De lege ferenda, it would perhaps be advisable to abandon the understanding of quotas purely on the basis of sex and transitioning to a gender terminology that accommodates at the same time additional genders or gender identities. Following this suggestion, measures could be envisaged that give a soft preference in a similar manner not only to female candidates but to candidates of genders or gender identities which differ from that of over-represented male candidates.
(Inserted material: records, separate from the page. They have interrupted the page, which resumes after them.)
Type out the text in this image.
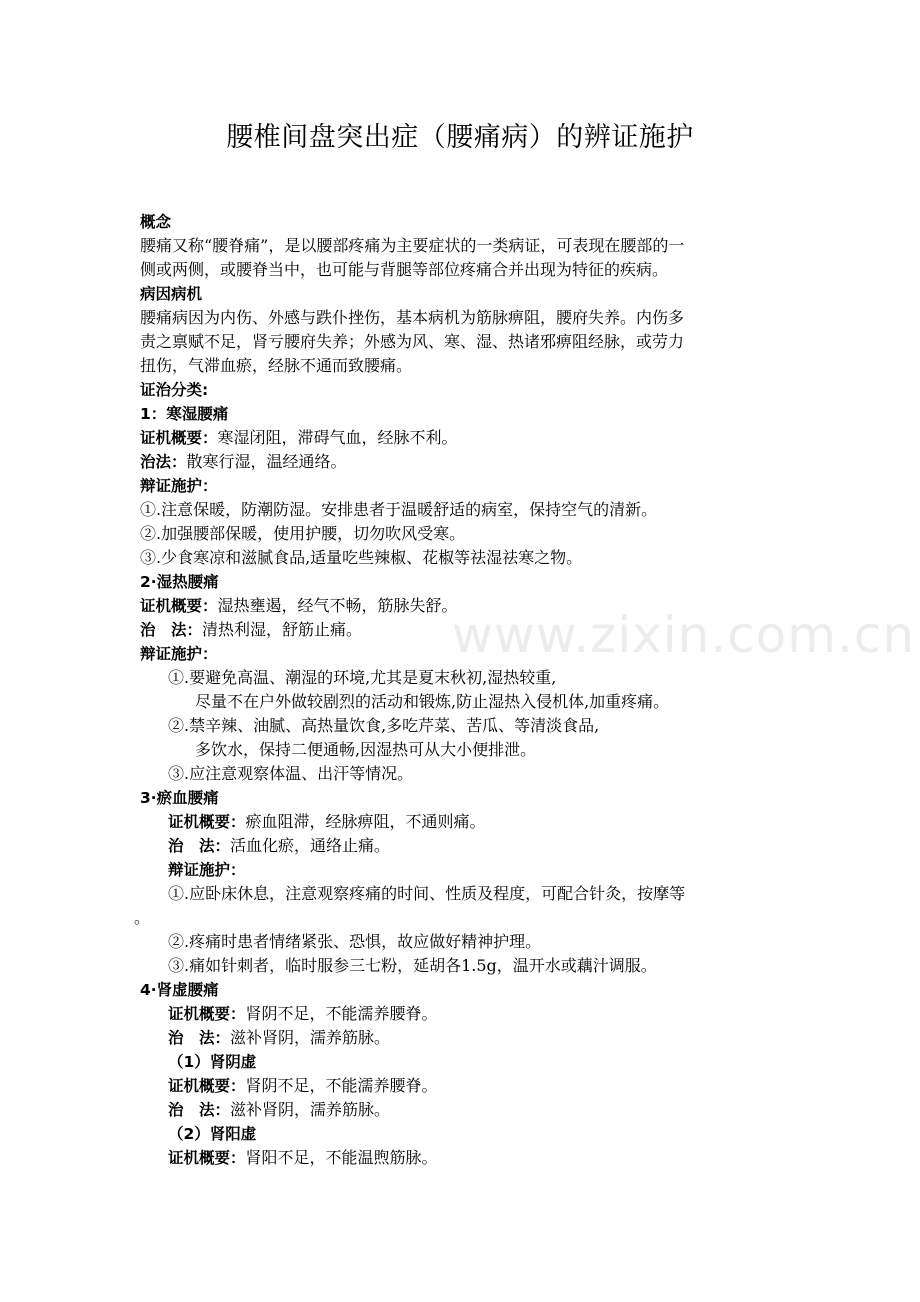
腰椎间盘突出症（腰痛病）的辨证施护
www.zixin.com.cn

概念

腰痛又称“腰脊痛”，是以腰部疼痛为主要症状的一类病证，可表现在腰部的一

侧或两侧，或腰脊当中，也可能与背腿等部位疼痛合并出现为特征的疾病。

病因病机

腰痛病因为内伤、外感与跌仆挫伤，基本病机为筋脉痹阻，腰府失养。内伤多

责之禀赋不足，肾亏腰府失养；外感为风、寒、湿、热诸邪痹阻经脉，或劳力

扭伤，气滞血瘀，经脉不通而致腰痛。

证治分类:

1：寒湿腰痛

证机概要：寒湿闭阻，滞碍气血，经脉不利。

治法：散寒行湿，温经通络。

辩证施护：

①.注意保暖，防潮防湿。安排患者于温暖舒适的病室，保持空气的清新。

②.加强腰部保暖，使用护腰，切勿吹风受寒。

③.少食寒凉和滋腻食品,适量吃些辣椒、花椒等祛湿祛寒之物。

2·湿热腰痛

证机概要：湿热壅遏，经气不畅，筋脉失舒。

治　法：清热利湿，舒筋止痛。

辩证施护：

①.要避免高温、潮湿的环境,尤其是夏末秋初,湿热较重,

尽量不在户外做较剧烈的活动和锻炼,防止湿热入侵机体,加重疼痛。

②.禁辛辣、油腻、高热量饮食,多吃芹菜、苦瓜、等清淡食品,

多饮水，保持二便通畅,因湿热可从大小便排泄。

③.应注意观察体温、出汗等情况。

3·瘀血腰痛

证机概要：瘀血阻滞，经脉痹阻，不通则痛。

治　法：活血化瘀，通络止痛。

辩证施护：

①.应卧床休息，注意观察疼痛的时间、性质及程度，可配合针灸，按摩等

。

②.疼痛时患者情绪紧张、恐惧，故应做好精神护理。

③.痛如针刺者，临时服参三七粉，延胡各1.5g，温开水或藕汁调服。

4·肾虚腰痛

证机概要：肾阴不足，不能濡养腰脊。

治　法：滋补肾阴，濡养筋脉。

（1）肾阴虚

证机概要：肾阴不足，不能濡养腰脊。

治　法：滋补肾阴，濡养筋脉。

（2）肾阳虚

证机概要：肾阳不足，不能温煦筋脉。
As regards the sanctioning regime, more meaningful enforcement measures could be conceived of within the limits of proportionality that do not leave failure to comply with the numerical targets unpunished, e.g. in the form of fiscal incentives or of penalties within the area of public procurement.

One of the striking points of the proposal is undoubtedly that of the flexibility clause. Despite its stated purpose of allowing more proactive Member States to develop their own equality programmes without conflicting with the substance of the proposal; this possibility permits, in practice, a large derogation by means of national tailor-made gender diversity strategies. Whereas due regard must be had to subsidiarity, it should be noted that the envisaged thresholds for equivalent efficacy are deceptively low as a consequence of the watering down of the proposal during the Council deliberations.

To conclude on a pragmatic note, it can be said that the current prospects of more robust European Union legislation tackling gender imbalance within corporate governance are bleak: the still ongoing difficulties within the Council to reach an agreement foreshadow, if anything, an even more compromised version of the text. For the time being, in the European Union it is more around twenty percent Venus, eighty percent Mars. Surely an imbalance of planetary dimensions.